Many of the problems Pennsylvania faces going into 2013 haven't changed much since Tom Corbett became governor in 2011.
Corbett dealt with some of them the best he could within the confines of fiscal conservativism and the basic philosophy that no matter what the problem, private enterprise can fix it better than government.
For some things that may be true, but the first couple years of the Corbett administration seemed driven by the postulate that for any question there are two viable answers: 1. Privatize it. 2. Harrisburg knows better than local governments.
The idea behind the first is that especially difficult problems like education are a monkey on the back of government, and let's just give someone else the money and let them handle it. The idea behind the second is that local governments should not get in the way of state agendas.
The jury is still out on how much havoc the governor's cuts to public education have caused in a mere 18 months.
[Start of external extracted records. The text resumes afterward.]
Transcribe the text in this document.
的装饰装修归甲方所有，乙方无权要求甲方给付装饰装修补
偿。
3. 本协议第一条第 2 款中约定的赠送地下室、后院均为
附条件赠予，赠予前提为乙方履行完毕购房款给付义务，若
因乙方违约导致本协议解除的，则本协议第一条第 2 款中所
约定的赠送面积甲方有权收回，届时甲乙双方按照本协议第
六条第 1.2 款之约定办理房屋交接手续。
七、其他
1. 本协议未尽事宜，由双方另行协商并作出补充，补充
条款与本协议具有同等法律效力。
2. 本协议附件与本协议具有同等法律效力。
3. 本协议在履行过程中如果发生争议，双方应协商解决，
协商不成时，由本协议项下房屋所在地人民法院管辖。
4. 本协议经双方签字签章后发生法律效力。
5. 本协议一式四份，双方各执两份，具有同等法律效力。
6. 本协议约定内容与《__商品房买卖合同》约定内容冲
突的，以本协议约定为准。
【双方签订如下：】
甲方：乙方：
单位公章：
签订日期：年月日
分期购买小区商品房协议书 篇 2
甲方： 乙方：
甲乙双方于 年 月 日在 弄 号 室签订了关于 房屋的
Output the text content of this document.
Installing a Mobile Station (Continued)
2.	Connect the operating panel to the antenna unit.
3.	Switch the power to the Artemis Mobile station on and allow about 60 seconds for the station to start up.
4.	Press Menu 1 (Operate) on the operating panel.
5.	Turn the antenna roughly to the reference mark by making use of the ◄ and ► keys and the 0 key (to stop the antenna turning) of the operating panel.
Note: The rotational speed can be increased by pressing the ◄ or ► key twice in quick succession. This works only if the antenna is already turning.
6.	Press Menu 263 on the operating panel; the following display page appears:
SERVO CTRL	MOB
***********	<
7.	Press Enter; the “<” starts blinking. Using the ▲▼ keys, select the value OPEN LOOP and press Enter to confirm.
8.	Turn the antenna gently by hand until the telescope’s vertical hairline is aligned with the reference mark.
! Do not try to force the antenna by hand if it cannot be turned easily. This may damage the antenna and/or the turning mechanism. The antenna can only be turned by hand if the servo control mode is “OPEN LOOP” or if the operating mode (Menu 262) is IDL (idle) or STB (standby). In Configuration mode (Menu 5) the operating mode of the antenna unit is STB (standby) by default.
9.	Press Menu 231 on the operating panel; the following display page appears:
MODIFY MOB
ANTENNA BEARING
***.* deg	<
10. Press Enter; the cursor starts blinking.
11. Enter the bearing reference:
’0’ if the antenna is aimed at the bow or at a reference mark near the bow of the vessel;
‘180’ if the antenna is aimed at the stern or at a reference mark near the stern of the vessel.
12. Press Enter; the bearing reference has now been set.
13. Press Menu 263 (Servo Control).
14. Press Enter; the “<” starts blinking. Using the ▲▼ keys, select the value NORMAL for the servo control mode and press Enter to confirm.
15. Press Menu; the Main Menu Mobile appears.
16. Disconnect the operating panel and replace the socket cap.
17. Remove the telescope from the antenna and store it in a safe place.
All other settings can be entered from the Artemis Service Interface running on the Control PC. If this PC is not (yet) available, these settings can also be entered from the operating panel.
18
Suffice it to say that school boards have had to reduce staffing, curriculum and student services across the board while turning to the local property tax (limited though it may be by statute) to take up some of the slack.
Nevertheless, school districts, with the exception of one or two, have survived the challenge.
However, the exercise has taken its toll on the governor's political clout, as evidenced by the election of a Democratic slate for U.S. Senate, auditor general and attorney general. Some of the Republican margin in the state Senate was shaved as well.
We aren't pointing out these things to chastise Corbett, merely to say that between now and his re-election campaign he will be required to reach across the aisle more than in the past. And, that means compromise will be more important if he is to achieve many of his goals, some of which we believe have real merit. First among those is reform of the state pension system, which portends to do as much or more damage to the state's fiscal health as anything else on Corbett's plate.